3. Don’t lie down, especially in your bed
I have tried this and it never works. I’ve felt a bit sleepy and thought I’ll meditate in my bed. If you’re doing this, your intention is not to meditate, it’s to sleep. Even if you’re not sleepy you’ve spent so many years connecting bed to sleep that you’re making it pretty difficult for yourself. Remember this is about staying focussed not completely switching off so start with an environment that encourages that. For me it’s best to do it first thing in the morning, after a cup of tea, before my mind starts to race into the day. You may be different, so see what works best for you, is it at home before you leave for work, at your desk in the afternoon, stopping somewhere on your walk home or before you go to bed in the front room?
4. Don’t expect an earth shattering experience
If you expect a spiritual enlightenment first time round, you may be disappointed. I’m not saying it doesn’t happen, because it does but meditating is all about noticing and sensing, so if you come with the expectation of something big happening you will miss the small things that are taking place. Like the tightness in your shoulders relaxing, the release of stress from your brain, the itch on your toe or the guidance from your intuition. By paying attention to the small things in your meditation you can begin to appreciate the smaller things in everyday life, like the birds in the trees or the colours of the flowers.

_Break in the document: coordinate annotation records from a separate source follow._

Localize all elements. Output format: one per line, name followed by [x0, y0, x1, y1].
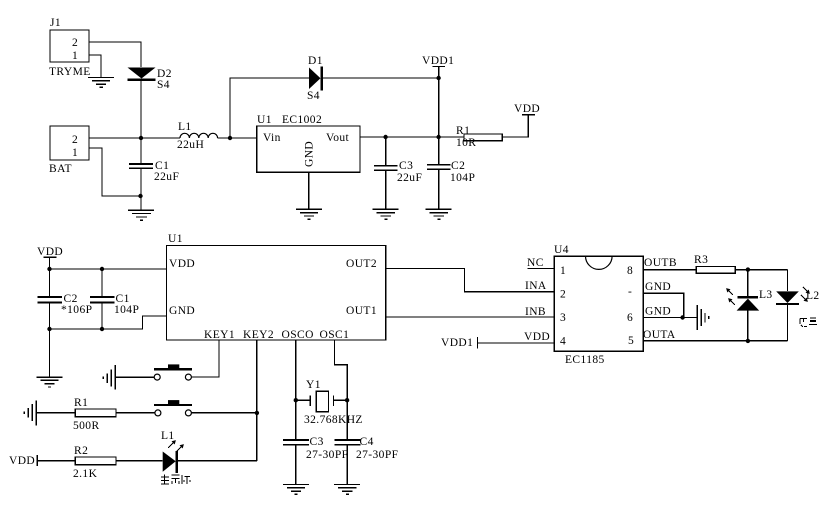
wire R1 to VDD	[502, 115, 528, 137]
resistor R1 bottom	[73, 397, 116, 432]
resistor R2	[73, 445, 116, 480]
svg-text:32.768KHZ: 32.768KHZ	[304, 414, 363, 426]
power flag VDD bottom left	[37, 246, 63, 269]
ground rotated at R1 row	[24, 401, 36, 426]
capacitor C1	[129, 160, 179, 183]
svg-text:KEY2: KEY2	[243, 329, 274, 341]
svg-text:EC1185: EC1185	[565, 354, 605, 366]
capacitor C2 bottom	[38, 293, 93, 316]
svg-text:BAT: BAT	[49, 163, 72, 175]
diode D2	[128, 68, 172, 92]
svg-text:22uF: 22uF	[397, 172, 422, 184]
svg-text:Y1: Y1	[306, 379, 321, 391]
power flag VDD top right	[514, 103, 540, 115]
wire button1 to ground	[124, 376, 154, 378]
svg-text:OSCO: OSCO	[282, 329, 314, 341]
label OUTB / wire pin8 to R3	[643, 257, 696, 270]
svg-text:27-30PF: 27-30PF	[306, 449, 348, 461]
power flag VDD at R2	[9, 455, 37, 467]
node L1 right	[228, 136, 232, 140]
svg-text:NC: NC	[527, 257, 544, 269]
pin NC stub	[527, 257, 554, 269]
capacitor C2	[427, 160, 475, 184]
svg-text:1: 1	[72, 50, 78, 62]
svg-text:*106P: *106P	[61, 304, 92, 316]
svg-text:VDD: VDD	[524, 331, 550, 343]
svg-text:U4: U4	[554, 244, 569, 256]
svg-text:GND: GND	[304, 141, 316, 167]
LED L3	[726, 288, 772, 311]
node rail/C1	[100, 327, 104, 331]
svg-text:OUTB: OUTB	[644, 257, 677, 269]
svg-text:U1: U1	[168, 233, 183, 245]
node R3/L3	[746, 267, 750, 271]
svg-text:Vout: Vout	[326, 132, 350, 144]
wire C2 to ground	[438, 169, 440, 209]
wire BAT pin2 to node	[89, 137, 180, 139]
node VDD1/D1	[436, 76, 440, 80]
wire C3 to ground	[385, 170, 387, 209]
node GND pins	[680, 315, 684, 319]
svg-text:1: 1	[72, 147, 78, 159]
wire VDD1 down to Vout rail	[438, 78, 440, 137]
capacitor C1 bottom	[90, 293, 139, 316]
svg-text:VDD1: VDD1	[422, 55, 454, 67]
wire C1 bottom to ground node	[140, 169, 142, 197]
ground under U1	[296, 209, 322, 219]
svg-text:VDD: VDD	[169, 258, 195, 270]
svg-text:VDD1: VDD1	[441, 337, 473, 349]
power flag VDD1	[422, 55, 454, 78]
svg-text:GND: GND	[645, 281, 671, 293]
ground bottom left	[37, 377, 63, 387]
ground under C1	[128, 196, 154, 220]
svg-text:2: 2	[72, 37, 78, 49]
ground rotated at U4	[697, 305, 708, 330]
ground under C4 bottom	[334, 485, 360, 495]
ground under C3 bottom	[283, 485, 309, 495]
wire OSC1 stub	[335, 340, 348, 440]
wire U1 GND to ground	[308, 172, 310, 209]
label lamp (chinese) at L2	[800, 318, 817, 327]
inductor L1	[177, 121, 218, 151]
wire pin6 GND	[643, 306, 697, 318]
node L3/OUTA	[746, 339, 750, 343]
wire OUT1 to INB	[386, 316, 555, 318]
ground under J1	[88, 78, 114, 88]
wire R2 to L1 LED	[116, 460, 163, 462]
regulator U1 EC1002	[257, 114, 360, 172]
wire J1 pin1 to ground	[89, 55, 101, 77]
wire KEY2 stub down	[256, 340, 258, 461]
ground under C2	[426, 209, 452, 219]
svg-text:EC1002: EC1002	[282, 114, 322, 126]
wire OUT2 to INA	[386, 269, 555, 292]
svg-text:27-30PF: 27-30PF	[356, 449, 398, 461]
capacitor C4 bottom	[335, 436, 399, 461]
IC U4 EC1185	[554, 244, 643, 366]
wire C4 to ground	[346, 445, 348, 485]
wire node to L2 top	[787, 270, 789, 291]
svg-text:VDD: VDD	[9, 455, 35, 467]
svg-text:L1: L1	[178, 121, 192, 133]
svg-text:2: 2	[560, 289, 566, 301]
svg-text:Vin: Vin	[263, 132, 281, 144]
LED L2	[776, 287, 819, 304]
svg-text:INB: INB	[525, 306, 546, 318]
label indicator lamp (chinese)	[161, 475, 190, 485]
wire KEY1 stub	[192, 340, 220, 377]
svg-text:VDD: VDD	[37, 246, 63, 258]
svg-text:GND: GND	[645, 306, 671, 318]
connector J1	[49, 17, 91, 78]
IC U1 main	[167, 233, 386, 341]
wire Vout to R1	[360, 136, 464, 138]
svg-text:6: 6	[627, 312, 633, 324]
svg-text:U1: U1	[257, 114, 272, 126]
wire node down to C1	[140, 138, 142, 164]
wire J1 pin2 to D2	[89, 42, 141, 67]
wire C2 branch	[49, 269, 51, 297]
resistor R1 top	[456, 125, 502, 149]
wire C2 bottom rail	[50, 303, 167, 329]
svg-text:C3: C3	[310, 436, 324, 448]
connector BAT	[49, 126, 89, 175]
svg-text:22uF: 22uF	[154, 171, 179, 183]
node KEY2/button2	[255, 411, 259, 415]
wire L1 to U1 Vin	[218, 137, 257, 139]
svg-text:INA: INA	[525, 280, 547, 292]
wire C3 to ground	[295, 445, 297, 485]
svg-text:L2: L2	[806, 290, 820, 302]
pushbutton S1	[154, 364, 192, 380]
svg-text:VDD: VDD	[514, 103, 540, 115]
svg-text:OUT1: OUT1	[346, 305, 377, 317]
svg-text:L1: L1	[161, 430, 175, 442]
ground under C3	[373, 209, 399, 219]
power flag VDD1 at U4	[441, 337, 478, 349]
svg-text:OSC1: OSC1	[320, 329, 350, 341]
node rail/C2	[47, 327, 51, 331]
capacitor C3 bottom	[283, 436, 348, 461]
wire pin5 OUTA	[643, 329, 788, 341]
svg-text:500R: 500R	[73, 420, 100, 432]
wire ground to R1	[36, 412, 75, 414]
wire BAT pin1 to ground node	[89, 148, 141, 196]
wire L2 to OUTA	[787, 304, 789, 341]
svg-text:2.1K: 2.1K	[73, 468, 98, 480]
diode D1	[307, 55, 323, 102]
svg-text:R2: R2	[74, 445, 88, 457]
node VDD/C2	[47, 267, 51, 271]
wire down to ground	[49, 329, 51, 377]
svg-text:KEY1: KEY1	[204, 329, 235, 341]
capacitor C3	[374, 160, 422, 184]
wire VDD rail to U1 VDD pin	[50, 268, 167, 270]
wire D1 cathode to VDD1 node	[323, 77, 439, 79]
wire L3 to OUTA	[747, 311, 749, 341]
svg-text:C4: C4	[360, 436, 374, 448]
svg-text:-: -	[628, 286, 632, 298]
wire node up to D1 anode	[230, 78, 309, 138]
svg-text:J1: J1	[50, 17, 61, 29]
svg-text:GND: GND	[169, 305, 195, 317]
svg-text:2: 2	[72, 134, 78, 146]
wire button2 to KEY2 net	[192, 412, 257, 414]
wire VDD1 to pin4	[478, 342, 555, 344]
wire pin7 GND	[643, 281, 684, 318]
svg-text:L3: L3	[759, 289, 773, 301]
svg-text:104P: 104P	[450, 172, 475, 184]
resistor R3	[694, 254, 735, 273]
svg-text:22uH: 22uH	[177, 139, 204, 151]
svg-text:10R: 10R	[456, 137, 476, 149]
svg-text:C3: C3	[399, 160, 413, 172]
svg-text:TRYME: TRYME	[49, 66, 91, 78]
node at C1 top	[139, 136, 143, 140]
wire R3 to LED node	[735, 269, 787, 271]
wire down to C3	[385, 137, 387, 166]
svg-text:C2: C2	[451, 160, 465, 172]
svg-text:3: 3	[560, 312, 566, 324]
svg-text:1: 1	[560, 265, 566, 277]
pushbutton S2	[154, 400, 192, 416]
wire L1 cathode to KEY2 net	[178, 460, 257, 462]
wire C1 branch	[101, 269, 103, 297]
svg-text:4: 4	[560, 336, 566, 348]
node crystal right	[345, 398, 349, 402]
svg-text:S4: S4	[307, 90, 320, 102]
node VDD/C1	[100, 267, 104, 271]
wire OSCO stub	[295, 340, 297, 440]
svg-text:R3: R3	[694, 254, 708, 266]
svg-text:5: 5	[628, 335, 634, 347]
ground rotated at button1	[103, 365, 124, 390]
wire D2 cathode down to BAT node	[140, 80, 142, 138]
crystal Y1	[296, 379, 363, 426]
wire VDD to R2	[37, 460, 75, 462]
svg-text:S4: S4	[157, 79, 170, 91]
node at ground	[138, 194, 142, 198]
svg-text:8: 8	[627, 265, 633, 277]
wire R1 to button2	[116, 412, 155, 414]
LED L1	[161, 430, 184, 473]
svg-text:D1: D1	[308, 55, 323, 67]
svg-text:OUTA: OUTA	[643, 329, 676, 341]
svg-text:R1: R1	[74, 397, 88, 409]
node C2 top	[436, 135, 440, 139]
wire node down to L3	[747, 270, 749, 297]
node C3 top	[383, 135, 387, 139]
svg-text:OUT2: OUT2	[346, 258, 377, 270]
node crystal left	[294, 398, 298, 402]
svg-text:104P: 104P	[114, 304, 139, 316]
wire down to C2	[438, 137, 440, 165]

5. Don’t start with really long meditations
You may have heard stories of yogis meditating for days on end, if that sounds like your kind of fun, then go for it but even sitting for 1 hour is quite a hard task when you’re just starting out. You really don’t have to meditate for long periods of time, 10 minutes a day will see some good benefits. If 5 minutes seems to be all you can do, then start with this until you’ve mastered it. You can use your phone to set a timer. If you want to see your practice progress keep upping the time by a minute. If you find you come out of your meditation before the timer, just go back in. Start training yourself to sit for a little longer each time. Setting these small goals will give you a sense of achievement before you start to receive the true benefits of consistent meditating.
Most importantly, keep it up, remember it’s a self practice and no one can be the judge of that but you.